If that's too easy, you can add a second step to the challenge and have the students move the ball from one cup to another without touching anything.


*Try out the cup you plan to use ahead of time.  If the cup is too deep, it won't work.  If you use a paper cup, you can always cut the sides down.  But, be careful, if the cup is too shallow, students will just blow the ball out and not put Bernoulli to use.  I found that a cordial glass (see below for a cordial glass story) works well, if you have one shaped like mine!


Here's the story... when we were little (like, before we started school), my cousins, brother and I drank apple juice out of mini wine glasses at my Grandma's on special occasions, like Easter.  I was in college before I realized that those glasses were not in fact miniature wine glasses made for small children to use when the grown ups were drinking wine, but were really cordial glasses.  :)  Who knew?!?!

Air Pressure: Dry Paper

Fill a tub or small aquarium with water (the water should be deeper than the cup you're planning to use for this activity).

Crumple up a sheet of paper and place it in the bottom of a cup (use enough paper so it will stay in the bottom when the cup is turned over.

Hold the cup upside down and push it into the water.

Pull the cup up and out of the water.  Remove the paper.  Is it wet or dry?  Why?

The cup was filled with air.  When you pushed the cup into the water, you trapped the air in the cup.  The air pushed on the water, pushing it out of the way of the cup.  As a result, the paper stayed dry.

Air Pressure: Bell Jar Demonstrations

If your school has a bell jar and vacuum pump, break them out!  Try some of my favorites:

- 1 -
Fill a small beaker part way with water.  Have some students touch the water - it's cool/room temperature.  Place the water in the jar and turn on the pump... the water quickly boils.  Remove the water and have students touch it again - it's still cool/room temperature!  With no air pressure, water boils at room temperature! 

 - 2 -
Fill a small balloon with just a small amount of air (just enough so there's air in there, not enough to even stretch the balloon).  Place the balloon in the jar and turn on the pump.  The balloon will expand!  Without air surrounding it, the air molecules trapped in the balloon will begin to expand, thus expanding the balloon!

 - 3 -
Place a marshmallow in the jar and turn on the pump.  The marshmallow will grow right before your eyes!  It's like the balloon above - there's air trapped in the marshmallow that expands when outside air pressure is removed.  Eventually the sugar structure will be stretched to its breaking point and the marshmallow will stop expanding.  When you return the air pressure, the marshmallow will be completely crushed - there's no structure to support/trap air molecules any more.
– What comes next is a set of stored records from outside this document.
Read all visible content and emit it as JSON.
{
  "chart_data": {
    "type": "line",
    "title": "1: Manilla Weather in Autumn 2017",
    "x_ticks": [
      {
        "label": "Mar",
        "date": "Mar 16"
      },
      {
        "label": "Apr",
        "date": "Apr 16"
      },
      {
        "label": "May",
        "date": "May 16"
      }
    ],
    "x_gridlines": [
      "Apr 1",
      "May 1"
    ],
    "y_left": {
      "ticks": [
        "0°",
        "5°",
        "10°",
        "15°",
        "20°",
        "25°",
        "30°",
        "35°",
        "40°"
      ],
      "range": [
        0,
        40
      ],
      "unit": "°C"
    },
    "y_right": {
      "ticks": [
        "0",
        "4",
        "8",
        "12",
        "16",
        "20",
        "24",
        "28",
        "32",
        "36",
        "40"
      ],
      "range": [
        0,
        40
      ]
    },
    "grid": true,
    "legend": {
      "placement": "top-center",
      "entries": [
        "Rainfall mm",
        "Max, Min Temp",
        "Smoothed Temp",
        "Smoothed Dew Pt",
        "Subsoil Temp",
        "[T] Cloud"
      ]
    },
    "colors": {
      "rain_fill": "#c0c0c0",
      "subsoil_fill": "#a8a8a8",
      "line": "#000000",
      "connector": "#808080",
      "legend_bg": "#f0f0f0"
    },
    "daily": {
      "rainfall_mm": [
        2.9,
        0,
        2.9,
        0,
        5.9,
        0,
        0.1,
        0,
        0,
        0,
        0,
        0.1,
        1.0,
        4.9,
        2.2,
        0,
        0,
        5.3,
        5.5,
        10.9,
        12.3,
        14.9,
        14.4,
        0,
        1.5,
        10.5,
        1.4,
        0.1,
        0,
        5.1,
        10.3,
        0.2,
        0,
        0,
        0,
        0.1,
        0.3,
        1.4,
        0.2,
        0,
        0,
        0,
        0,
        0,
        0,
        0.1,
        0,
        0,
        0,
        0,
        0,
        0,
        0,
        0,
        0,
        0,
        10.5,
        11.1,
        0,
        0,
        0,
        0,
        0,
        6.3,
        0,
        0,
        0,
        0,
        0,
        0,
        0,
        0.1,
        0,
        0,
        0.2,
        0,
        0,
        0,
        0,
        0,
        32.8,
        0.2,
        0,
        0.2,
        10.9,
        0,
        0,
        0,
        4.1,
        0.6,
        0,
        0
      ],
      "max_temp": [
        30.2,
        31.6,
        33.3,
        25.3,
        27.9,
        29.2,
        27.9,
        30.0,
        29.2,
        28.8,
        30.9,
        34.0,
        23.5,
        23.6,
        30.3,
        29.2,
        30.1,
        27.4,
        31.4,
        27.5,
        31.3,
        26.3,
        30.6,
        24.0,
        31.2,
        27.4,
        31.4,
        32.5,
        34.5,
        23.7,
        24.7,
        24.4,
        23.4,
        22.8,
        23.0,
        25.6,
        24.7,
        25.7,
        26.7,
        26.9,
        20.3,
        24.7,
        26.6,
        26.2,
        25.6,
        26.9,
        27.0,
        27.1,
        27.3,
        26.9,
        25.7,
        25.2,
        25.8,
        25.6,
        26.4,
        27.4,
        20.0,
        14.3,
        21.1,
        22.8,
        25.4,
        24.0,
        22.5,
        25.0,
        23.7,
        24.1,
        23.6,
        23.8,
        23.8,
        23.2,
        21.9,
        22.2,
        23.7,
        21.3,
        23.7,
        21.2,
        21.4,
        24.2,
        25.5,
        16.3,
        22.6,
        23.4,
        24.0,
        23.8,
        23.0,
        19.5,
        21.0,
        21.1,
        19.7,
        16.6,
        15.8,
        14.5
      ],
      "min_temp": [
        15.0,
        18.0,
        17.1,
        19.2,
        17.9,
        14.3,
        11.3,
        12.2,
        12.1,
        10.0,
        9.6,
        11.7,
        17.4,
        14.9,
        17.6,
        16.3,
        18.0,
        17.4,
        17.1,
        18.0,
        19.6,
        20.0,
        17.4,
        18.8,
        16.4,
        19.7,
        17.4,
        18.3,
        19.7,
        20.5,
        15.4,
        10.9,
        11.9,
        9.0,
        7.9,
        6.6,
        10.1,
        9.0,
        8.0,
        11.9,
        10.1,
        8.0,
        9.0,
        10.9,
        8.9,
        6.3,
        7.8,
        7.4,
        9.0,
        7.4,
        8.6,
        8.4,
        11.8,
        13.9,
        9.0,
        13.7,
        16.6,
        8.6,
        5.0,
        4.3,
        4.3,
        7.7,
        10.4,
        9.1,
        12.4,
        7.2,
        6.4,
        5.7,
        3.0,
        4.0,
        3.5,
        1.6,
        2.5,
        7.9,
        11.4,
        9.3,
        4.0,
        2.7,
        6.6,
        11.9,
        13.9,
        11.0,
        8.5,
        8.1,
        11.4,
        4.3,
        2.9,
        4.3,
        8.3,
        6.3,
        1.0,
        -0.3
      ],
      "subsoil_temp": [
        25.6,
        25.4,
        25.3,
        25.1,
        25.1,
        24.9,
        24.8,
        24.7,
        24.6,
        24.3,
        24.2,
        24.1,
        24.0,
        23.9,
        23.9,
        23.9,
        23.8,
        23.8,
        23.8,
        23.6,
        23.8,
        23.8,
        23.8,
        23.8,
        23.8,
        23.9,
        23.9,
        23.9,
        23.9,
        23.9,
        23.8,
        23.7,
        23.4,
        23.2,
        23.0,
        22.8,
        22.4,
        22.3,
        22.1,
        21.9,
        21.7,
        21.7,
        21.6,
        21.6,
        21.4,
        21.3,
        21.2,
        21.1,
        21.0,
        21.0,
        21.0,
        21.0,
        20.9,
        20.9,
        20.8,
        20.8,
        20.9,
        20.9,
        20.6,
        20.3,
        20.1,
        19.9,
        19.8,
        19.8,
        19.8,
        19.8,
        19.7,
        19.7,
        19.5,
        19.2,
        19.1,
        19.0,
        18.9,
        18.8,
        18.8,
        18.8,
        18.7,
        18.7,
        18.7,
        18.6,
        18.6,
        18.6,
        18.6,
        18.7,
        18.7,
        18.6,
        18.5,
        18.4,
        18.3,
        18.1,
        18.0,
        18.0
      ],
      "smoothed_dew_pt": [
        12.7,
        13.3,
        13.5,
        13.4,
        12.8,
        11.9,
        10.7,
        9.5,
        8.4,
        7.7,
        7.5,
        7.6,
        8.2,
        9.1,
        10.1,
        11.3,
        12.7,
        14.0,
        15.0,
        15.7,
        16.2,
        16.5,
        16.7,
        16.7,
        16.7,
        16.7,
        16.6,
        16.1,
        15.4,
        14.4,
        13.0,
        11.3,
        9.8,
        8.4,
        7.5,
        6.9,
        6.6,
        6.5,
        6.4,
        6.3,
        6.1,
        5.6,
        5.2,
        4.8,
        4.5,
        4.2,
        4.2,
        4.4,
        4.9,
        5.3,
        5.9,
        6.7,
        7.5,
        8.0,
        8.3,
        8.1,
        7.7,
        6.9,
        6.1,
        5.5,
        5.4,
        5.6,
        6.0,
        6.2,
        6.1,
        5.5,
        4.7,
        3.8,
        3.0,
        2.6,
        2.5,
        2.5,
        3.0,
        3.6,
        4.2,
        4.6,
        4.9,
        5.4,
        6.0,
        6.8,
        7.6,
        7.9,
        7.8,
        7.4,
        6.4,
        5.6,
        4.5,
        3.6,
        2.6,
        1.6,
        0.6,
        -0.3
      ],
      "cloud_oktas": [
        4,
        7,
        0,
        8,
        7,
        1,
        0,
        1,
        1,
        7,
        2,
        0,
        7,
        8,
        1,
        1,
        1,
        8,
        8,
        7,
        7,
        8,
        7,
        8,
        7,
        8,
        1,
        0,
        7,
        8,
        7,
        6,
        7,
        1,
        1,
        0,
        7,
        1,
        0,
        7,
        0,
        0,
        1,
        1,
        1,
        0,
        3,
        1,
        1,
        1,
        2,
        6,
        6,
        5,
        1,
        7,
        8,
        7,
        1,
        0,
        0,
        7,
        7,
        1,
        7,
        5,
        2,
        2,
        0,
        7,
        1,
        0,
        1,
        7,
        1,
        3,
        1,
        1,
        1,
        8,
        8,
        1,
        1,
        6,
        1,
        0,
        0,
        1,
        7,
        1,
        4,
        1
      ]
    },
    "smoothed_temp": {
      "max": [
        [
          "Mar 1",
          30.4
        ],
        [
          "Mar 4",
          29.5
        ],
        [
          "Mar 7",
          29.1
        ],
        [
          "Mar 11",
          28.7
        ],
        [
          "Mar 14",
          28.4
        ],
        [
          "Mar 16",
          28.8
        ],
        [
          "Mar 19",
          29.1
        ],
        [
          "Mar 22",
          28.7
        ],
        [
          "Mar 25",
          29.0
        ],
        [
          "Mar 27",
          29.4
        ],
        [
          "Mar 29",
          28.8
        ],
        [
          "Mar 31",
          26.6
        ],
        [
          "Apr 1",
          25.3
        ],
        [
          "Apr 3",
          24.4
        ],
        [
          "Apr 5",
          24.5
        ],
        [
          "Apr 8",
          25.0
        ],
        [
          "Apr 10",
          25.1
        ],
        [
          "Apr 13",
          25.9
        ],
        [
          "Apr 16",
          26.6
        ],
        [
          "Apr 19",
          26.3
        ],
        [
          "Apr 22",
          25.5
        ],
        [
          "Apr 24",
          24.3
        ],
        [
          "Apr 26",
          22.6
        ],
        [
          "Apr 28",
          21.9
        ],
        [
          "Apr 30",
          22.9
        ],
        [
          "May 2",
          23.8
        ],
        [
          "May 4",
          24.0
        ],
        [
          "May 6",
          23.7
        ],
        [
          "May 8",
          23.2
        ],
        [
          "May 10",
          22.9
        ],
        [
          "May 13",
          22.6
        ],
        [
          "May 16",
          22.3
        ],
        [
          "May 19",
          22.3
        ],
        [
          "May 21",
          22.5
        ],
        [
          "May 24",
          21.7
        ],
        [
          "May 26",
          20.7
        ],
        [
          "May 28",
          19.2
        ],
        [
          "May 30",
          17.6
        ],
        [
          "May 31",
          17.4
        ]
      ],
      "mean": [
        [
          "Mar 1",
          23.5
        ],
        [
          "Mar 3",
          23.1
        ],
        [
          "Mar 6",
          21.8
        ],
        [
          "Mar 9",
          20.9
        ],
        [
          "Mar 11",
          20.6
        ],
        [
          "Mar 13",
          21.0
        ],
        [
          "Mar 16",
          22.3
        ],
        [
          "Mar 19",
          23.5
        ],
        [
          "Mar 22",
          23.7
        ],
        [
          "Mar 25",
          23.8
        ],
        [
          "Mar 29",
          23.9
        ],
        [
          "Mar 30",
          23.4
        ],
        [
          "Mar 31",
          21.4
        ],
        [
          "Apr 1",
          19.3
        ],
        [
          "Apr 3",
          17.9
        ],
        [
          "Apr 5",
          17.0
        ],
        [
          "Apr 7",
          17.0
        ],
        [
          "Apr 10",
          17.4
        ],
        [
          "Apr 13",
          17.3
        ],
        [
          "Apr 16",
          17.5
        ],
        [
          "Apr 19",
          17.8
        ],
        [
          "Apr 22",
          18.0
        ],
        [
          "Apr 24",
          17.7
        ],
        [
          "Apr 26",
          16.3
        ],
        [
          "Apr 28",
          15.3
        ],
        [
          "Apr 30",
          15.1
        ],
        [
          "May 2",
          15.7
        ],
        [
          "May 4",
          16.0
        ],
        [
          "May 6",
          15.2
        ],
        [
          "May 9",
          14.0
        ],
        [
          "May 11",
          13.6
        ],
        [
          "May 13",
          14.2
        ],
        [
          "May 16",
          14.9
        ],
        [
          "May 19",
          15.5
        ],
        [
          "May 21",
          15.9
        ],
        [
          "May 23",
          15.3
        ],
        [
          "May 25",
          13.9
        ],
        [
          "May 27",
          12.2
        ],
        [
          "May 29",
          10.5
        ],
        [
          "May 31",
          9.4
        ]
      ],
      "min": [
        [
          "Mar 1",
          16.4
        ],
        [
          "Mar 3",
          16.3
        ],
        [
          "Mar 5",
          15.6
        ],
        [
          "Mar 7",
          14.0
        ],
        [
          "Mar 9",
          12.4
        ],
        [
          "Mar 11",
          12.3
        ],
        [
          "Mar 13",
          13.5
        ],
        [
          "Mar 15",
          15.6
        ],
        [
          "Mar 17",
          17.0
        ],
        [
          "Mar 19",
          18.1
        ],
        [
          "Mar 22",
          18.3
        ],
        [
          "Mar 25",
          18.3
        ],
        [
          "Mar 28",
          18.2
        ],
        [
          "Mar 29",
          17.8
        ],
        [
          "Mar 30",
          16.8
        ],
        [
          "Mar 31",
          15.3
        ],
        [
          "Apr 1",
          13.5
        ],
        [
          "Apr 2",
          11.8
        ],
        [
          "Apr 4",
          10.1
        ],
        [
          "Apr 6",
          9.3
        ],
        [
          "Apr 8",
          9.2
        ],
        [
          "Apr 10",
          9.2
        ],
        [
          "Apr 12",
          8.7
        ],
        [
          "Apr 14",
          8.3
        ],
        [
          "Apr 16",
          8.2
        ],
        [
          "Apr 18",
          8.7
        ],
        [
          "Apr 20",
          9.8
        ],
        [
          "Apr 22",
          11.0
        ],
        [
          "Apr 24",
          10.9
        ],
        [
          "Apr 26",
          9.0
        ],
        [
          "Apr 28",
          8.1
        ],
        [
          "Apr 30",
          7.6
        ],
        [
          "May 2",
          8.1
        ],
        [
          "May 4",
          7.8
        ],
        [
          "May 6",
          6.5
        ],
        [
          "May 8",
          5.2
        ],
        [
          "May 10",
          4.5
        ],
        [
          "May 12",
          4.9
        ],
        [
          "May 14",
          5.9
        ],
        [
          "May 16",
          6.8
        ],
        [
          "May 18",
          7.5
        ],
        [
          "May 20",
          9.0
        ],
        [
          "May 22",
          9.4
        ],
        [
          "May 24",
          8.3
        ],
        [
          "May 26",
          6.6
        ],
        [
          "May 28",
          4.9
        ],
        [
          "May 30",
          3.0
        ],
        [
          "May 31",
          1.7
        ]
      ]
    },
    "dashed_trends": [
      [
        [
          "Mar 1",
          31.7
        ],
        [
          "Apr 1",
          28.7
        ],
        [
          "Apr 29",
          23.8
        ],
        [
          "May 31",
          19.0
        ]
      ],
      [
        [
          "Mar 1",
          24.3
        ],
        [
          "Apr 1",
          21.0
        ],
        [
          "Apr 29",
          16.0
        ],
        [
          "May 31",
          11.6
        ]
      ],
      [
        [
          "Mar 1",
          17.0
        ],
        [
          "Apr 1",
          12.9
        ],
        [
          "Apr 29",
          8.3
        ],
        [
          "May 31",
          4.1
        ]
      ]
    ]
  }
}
For some extra fun, pick up some extra Marshmallow Peeps during the holidays!

 - 4 -
Place a small dollop of shaving cream in a small beaker.  Set the beaker in the jar and turn on the pump.  The shaving cream will expand, out of the beaker and will fill the whole bell jar (be careful - turn off the pump before the shaving cream gets into the pump - that would be disastrous).  The shaving cream has air trapped inside of it.  It behands in the same manner as the marshmallow. 

You can also use whipped cream for this, but I find ath shaving cream cleans up very quickly and easily. 

**I've been told that you can do the marshmallow "trick" in one of the vacuum systems for food preservation (the kind that pulls the air out of a jar).  Not having such a system, I haven't been able to confirm, but that information came from a very reliable student.

Air Pressure and Bernoulli: Balloons!

Hang two balloons so they are a few inches from one another.

Blow through the gap in the middle of the balloons.

The balloons move together!  You pushed the air molecules from the middle out of the way, allowing the air on the other side of the balloons to push them toward the middle.

Air Pressure and Bernoulli: Cardboard Tubes

Place two cardboard tubes (make sure they're nice and round) on a table, an inch or two apart from each other.

Use a straw to blow through the gap between the tubes.

The tubes roll together! You pushed the air molecules from the middle out of the way, allowing the air on the other side of the tubes to push them toward the middle.